Audit Methodology

Research Question

Which kernel subsystems accept `splice()’d data and then modify it in place without verifying page ownership?

Step 1: Map the Data Flow

For each subsystem, trace what happens to a page after splice(). The splice/sendfile zero-copy paths are where page cache references leak into subsystem buffers.

Key kernel functions to trace:

# Find all splice_read / splice_write implementations
# These are the entry points where page cache pages get handed to subsystems
grep -rn 'splice_read\|splice_write\|\.splice_read\s*=' net/ drivers/ crypto/ \
  --include='*.c' | grep -v '^Binary'

# Find in-place modifications on skb frags -- the Dirty Frag pattern
# skb_frag_page() returns the page; any write to it without copying is suspect
grep -rn 'skb_frag_page\|skb_frag_address' net/ --include='*.c'

# Find sg_set_page / sg_set_buf in crypto paths -- the CopyFail pattern
# These set up scatterlist entries pointing to potentially shared pages
grep -rn 'sg_set_page\|sg_set_buf' crypto/ --include='*.c'

Follow the page through the subsystem’s processing. The critical question: does it encrypt/transform in-place on the original page, or does it allocate a new page first?

Step 2: Check for the Guard

The correct pattern is copy before modifying. Look for the absence of these guards:

// SAFE -- subsystem copies before writing
skb_cow_data()          // Copy-on-write for skb data
get_page() + copy       // Explicit page copy
alloc_page() + memcpy   // New page allocation
skb_copy()              // Full skb copy

These indicate in-place modification — suspect:

// SUSPECT -- modifying potentially shared pages
sg_set_page(sg, page, ...)  // Then crypto transform on scatterlist
skb_frag_page(frag)         // Then write through returned pointer
page_address(page)          // Then direct write
kmap(page) + write          // Then modify mapped page

If a subsystem obtains a page reference via splice and then calls a crypto transform, checksum, or compression function on it without an intervening copy — that is a candidate vulnerability.

Step 3: Build a Trigger

If you find a suspect path, the test is straightforward:

  1. Create a file with known contents (populates page cache)

  2. splice() that file’s data into the suspect subsystem’s socket/interface

  3. Trigger the subsystem’s processing (send, encrypt, hash)

  4. mmap() the original file and check if contents changed in memory

// Minimal test skeleton (pseudocode)
int fd = open("testfile", O_RDONLY);
int sock = socket(AF_ALG, ...);  // or AF_INET for network subsystems

// Plant page cache reference into subsystem buffer
splice(fd, NULL, sock, NULL, len, 0);

// Trigger processing -- subsystem performs crypto/transform
// ...

// Verify: did the original file's page cache change?
void *map = mmap(NULL, len, PROT_READ, MAP_SHARED, fd, 0);
// Compare map contents against original -- if different, you found it

Step 4: Verify and Document

Before reporting, confirm:

  • The modification persists in the page cache (visible via mmap() or re-read)

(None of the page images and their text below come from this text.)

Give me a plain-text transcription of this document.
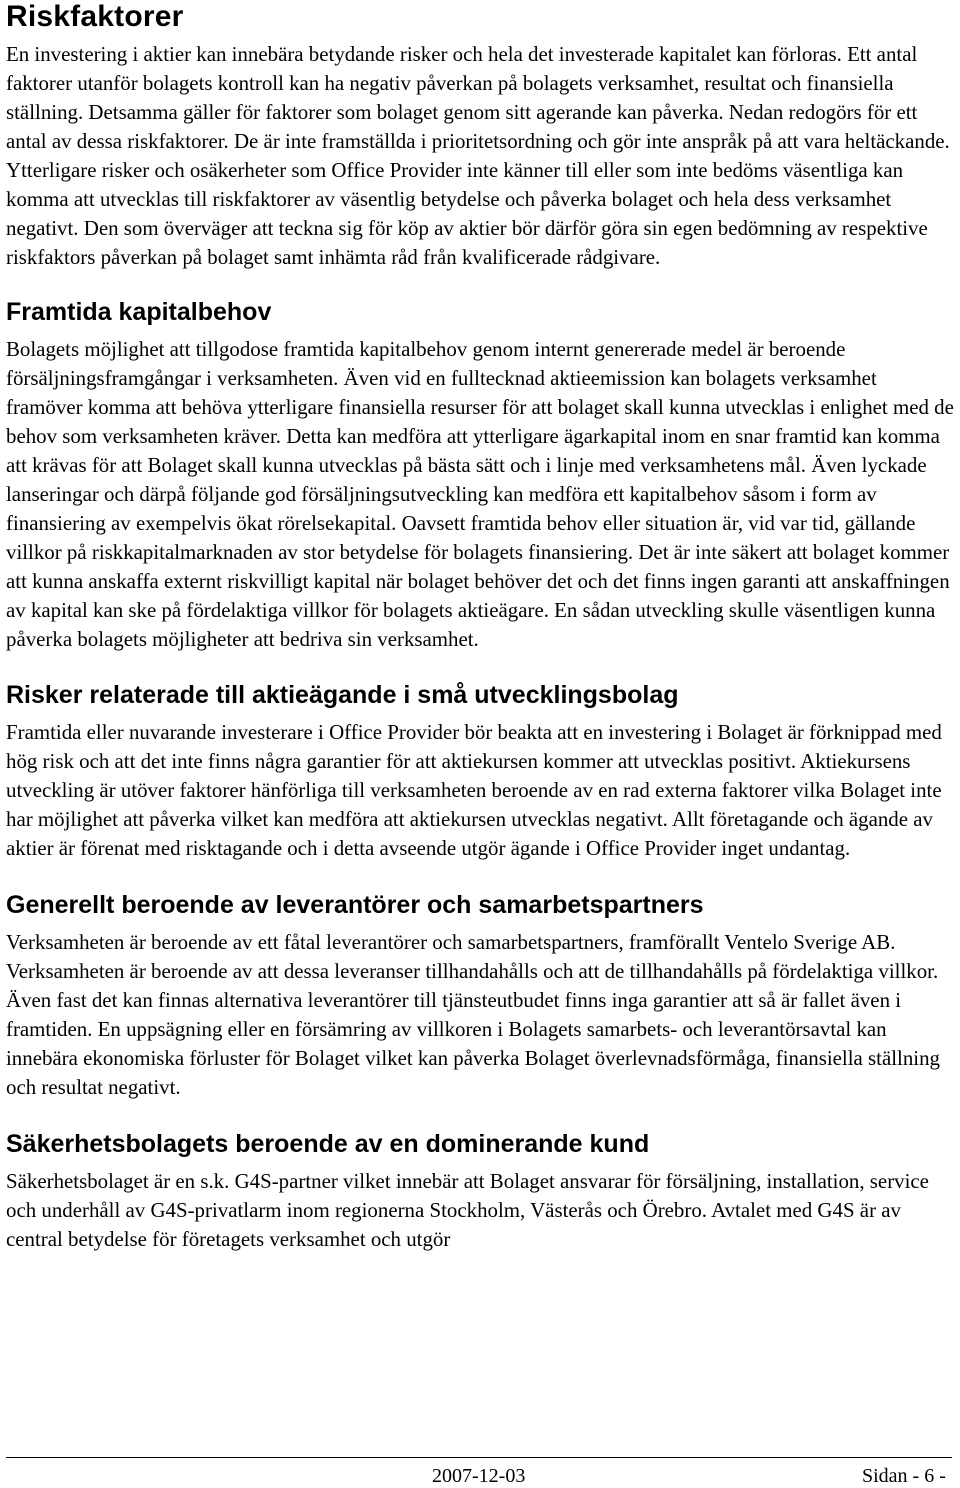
Riskfaktorer

En investering i aktier kan innebära betydande risker och hela det investerade kapitalet kan förloras. Ett antal faktorer utanför bolagets kontroll kan ha negativ påverkan på bolagets verksamhet, resultat och finansiella ställning. Detsamma gäller för faktorer som bolaget genom sitt agerande kan påverka. Nedan redogörs för ett antal av dessa riskfaktorer. De är inte framställda i prioritetsordning och gör inte anspråk på att vara heltäckande. Ytterligare risker och osäkerheter som Office Provider inte känner till eller som inte bedöms väsentliga kan komma att utvecklas till riskfaktorer av väsentlig betydelse och påverka bolaget och hela dess verksamhet negativt. Den som överväger att teckna sig för köp av aktier bör därför göra sin egen bedömning av respektive riskfaktors påverkan på bolaget samt inhämta råd från kvalificerade rådgivare.

Framtida kapitalbehov

Bolagets möjlighet att tillgodose framtida kapitalbehov genom internt genererade medel är beroende försäljningsframgångar i verksamheten. Även vid en fulltecknad aktieemission kan bolagets verksamhet framöver komma att behöva ytterligare finansiella resurser för att bolaget skall kunna utvecklas i enlighet med de behov som verksamheten kräver. Detta kan medföra att ytterligare ägarkapital inom en snar framtid kan komma att krävas för att Bolaget skall kunna utvecklas på bästa sätt och i linje med verksamhetens mål. Även lyckade lanseringar och därpå följande god försäljningsutveckling kan medföra ett kapitalbehov såsom i form av finansiering av exempelvis ökat rörelsekapital. Oavsett framtida behov eller situation är, vid var tid, gällande villkor på riskkapitalmarknaden av stor betydelse för bolagets finansiering. Det är inte säkert att bolaget kommer att kunna anskaffa externt riskvilligt kapital när bolaget behöver det och det finns ingen garanti att anskaffningen av kapital kan ske på fördelaktiga villkor för bolagets aktieägare. En sådan utveckling skulle väsentligen kunna påverka bolagets möjligheter att bedriva sin verksamhet.

Risker relaterade till aktieägande i små utvecklingsbolag

Framtida eller nuvarande investerare i Office Provider bör beakta att en investering i Bolaget är förknippad med hög risk och att det inte finns några garantier för att aktiekursen kommer att utvecklas positivt. Aktiekursens utveckling är utöver faktorer hänförliga till verksamheten beroende av en rad externa faktorer vilka Bolaget inte har möjlighet att påverka vilket kan medföra att aktiekursen utvecklas negativt. Allt företagande och ägande av aktier är förenat med risktagande och i detta avseende utgör ägande i Office Provider inget undantag.

Generellt beroende av leverantörer och samarbetspartners

Verksamheten är beroende av ett fåtal leverantörer och samarbetspartners, framförallt Ventelo Sverige AB. Verksamheten är beroende av att dessa leveranser tillhandahålls och att de tillhandahålls på fördelaktiga villkor. Även fast det kan finnas alternativa leverantörer till tjänsteutbudet finns inga garantier att så är fallet även i framtiden. En uppsägning eller en försämring av villkoren i Bolagets samarbets- och leverantörsavtal kan innebära ekonomiska förluster för Bolaget vilket kan påverka Bolaget överlevnadsförmåga, finansiella ställning och resultat negativt.

Säkerhetsbolagets beroende av en dominerande kund

Säkerhetsbolaget är en s.k. G4S-partner vilket innebär att Bolaget ansvarar för försäljning, installation, service och underhåll av G4S-privatlarm inom regionerna Stockholm, Västerås och Örebro. Avtalet med G4S är av central betydelse för företagets verksamhet och utgör

2007-12-03	Sidan - 6 -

  • The modification is controllable (attacker influences what bytes are written)

  • The path is reachable from an unprivileged user (directly or via user namespaces)

  • The affected file can be security-sensitive (/etc/passwd, SUID binary, etc.)

Document the full data flow: splice() call → subsystem entry → page reference → in-place modification → page cache corruption. This is what the kernel security team needs in a disclosure.